The Arkansas Traveler (sometimes abbreviated to just The Traveler) is the student newspaper of the University of Arkansas. It is printed once a month and has an online edition that is updated daily.

The Traveler is distributed free on campus and around the city of Fayetteville, Arkansas, and usually contains a mix of campus and local news coverage.

The Traveler is an affiliate of UWIRE, which distributes and promotes its content to their network.

==History==
Students at the university had published student literary magazines as early as 1895, but the first student newspaper was founded on Oct. 10, 1906, as The University Weekly. The newspaper was supported by student subscriptions and remains a student-operated publication. Its first editor was Joseph Othel York, a senior from Bellefonte, Arkansas, who published the paper weekly through the end of the academic year.

Early stories in the newspaper included coverage of the university debate team, reports by faculty members, sports stories and news from the three residence halls. It initially was printed on tabloid size paper, briefly printed in magazine format during the 1909–10 school year, switched to broadsheet during the 1920s and 1930s and back to tabloid during the 1940s.

The first woman to edit the newspaper was Elizabeth Adams, who ran the paper during the 1913–14 school year. The first cartoonist for the newspaper, Stuart Carothers, who also worked on the paper during that period, became well known across the country when he went to work for the Chicago Herald Examiner in 1914-1915, drawing a cartoon strip called Charlie Chaplin's Comic Capers, which was syndicated to 60 metropolitan newspapers.

The name of the newspaper was changed in 1920 when editors decided to publish the paper more than once a week. The editors sponsored a contest to select a new name, and The Arkansas Traveler, well known as the name of a story by Sandford C. Faulkner that was later put to music in the song also titled "The Arkansas Traveler", was chosen.

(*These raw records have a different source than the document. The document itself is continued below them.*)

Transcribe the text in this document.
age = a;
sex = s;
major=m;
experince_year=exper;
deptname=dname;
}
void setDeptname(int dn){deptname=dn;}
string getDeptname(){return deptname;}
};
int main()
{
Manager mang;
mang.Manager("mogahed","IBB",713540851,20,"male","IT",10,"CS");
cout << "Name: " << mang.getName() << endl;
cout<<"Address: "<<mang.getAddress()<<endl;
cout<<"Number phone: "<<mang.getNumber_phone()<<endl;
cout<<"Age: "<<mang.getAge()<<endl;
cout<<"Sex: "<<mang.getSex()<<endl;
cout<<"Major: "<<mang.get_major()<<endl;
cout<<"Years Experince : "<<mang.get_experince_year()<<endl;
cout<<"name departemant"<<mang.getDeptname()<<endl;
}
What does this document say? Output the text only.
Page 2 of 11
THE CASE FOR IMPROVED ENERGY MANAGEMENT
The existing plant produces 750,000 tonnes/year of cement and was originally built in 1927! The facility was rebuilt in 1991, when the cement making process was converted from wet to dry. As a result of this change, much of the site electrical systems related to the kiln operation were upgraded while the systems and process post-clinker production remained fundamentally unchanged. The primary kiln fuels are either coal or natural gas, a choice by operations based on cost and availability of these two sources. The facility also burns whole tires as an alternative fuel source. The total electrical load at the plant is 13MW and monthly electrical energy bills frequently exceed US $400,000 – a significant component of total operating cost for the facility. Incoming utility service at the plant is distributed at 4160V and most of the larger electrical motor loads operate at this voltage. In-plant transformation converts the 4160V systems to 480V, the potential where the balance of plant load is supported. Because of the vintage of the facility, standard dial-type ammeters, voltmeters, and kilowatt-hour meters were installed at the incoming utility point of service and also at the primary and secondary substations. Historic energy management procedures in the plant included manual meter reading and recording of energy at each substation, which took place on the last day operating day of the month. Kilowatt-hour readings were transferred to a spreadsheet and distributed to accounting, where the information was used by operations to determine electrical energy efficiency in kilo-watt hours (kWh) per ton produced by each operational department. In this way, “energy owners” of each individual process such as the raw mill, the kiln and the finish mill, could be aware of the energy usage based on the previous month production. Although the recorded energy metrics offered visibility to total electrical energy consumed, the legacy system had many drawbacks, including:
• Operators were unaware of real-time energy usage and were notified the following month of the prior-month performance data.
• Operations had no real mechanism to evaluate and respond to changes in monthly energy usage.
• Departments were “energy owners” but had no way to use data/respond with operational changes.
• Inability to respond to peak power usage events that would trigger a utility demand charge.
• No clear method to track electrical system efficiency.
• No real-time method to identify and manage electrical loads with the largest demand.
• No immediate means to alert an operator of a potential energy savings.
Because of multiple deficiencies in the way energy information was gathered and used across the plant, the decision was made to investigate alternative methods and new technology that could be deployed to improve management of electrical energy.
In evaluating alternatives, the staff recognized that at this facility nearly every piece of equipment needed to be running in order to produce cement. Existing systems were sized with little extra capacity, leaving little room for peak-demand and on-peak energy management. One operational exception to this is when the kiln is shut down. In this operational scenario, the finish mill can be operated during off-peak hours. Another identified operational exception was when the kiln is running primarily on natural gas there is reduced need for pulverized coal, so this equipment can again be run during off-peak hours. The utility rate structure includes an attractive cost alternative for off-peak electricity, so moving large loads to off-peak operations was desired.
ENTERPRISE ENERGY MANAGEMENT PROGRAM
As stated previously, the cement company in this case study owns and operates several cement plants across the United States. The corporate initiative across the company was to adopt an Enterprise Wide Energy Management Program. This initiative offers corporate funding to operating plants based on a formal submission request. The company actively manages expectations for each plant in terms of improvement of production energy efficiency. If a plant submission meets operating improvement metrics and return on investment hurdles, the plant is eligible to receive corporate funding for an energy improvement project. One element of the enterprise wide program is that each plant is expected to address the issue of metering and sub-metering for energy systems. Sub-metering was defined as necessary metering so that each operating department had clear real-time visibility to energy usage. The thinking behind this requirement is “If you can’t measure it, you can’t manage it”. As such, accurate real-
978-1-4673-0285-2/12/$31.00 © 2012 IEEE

The Traveler briefly suspended operations in 1917 when a flu epidemic forced the university and the surrounding Fayetteville community to be quarantined. Otherwise, the newspaper has printed without interruption since, even printing an edition about a blaze that consumed the newspaper offices and printing plant when the university's Hill Hall caught fire in 1969.

Skip Rutherford was editor from 1971 to 1972.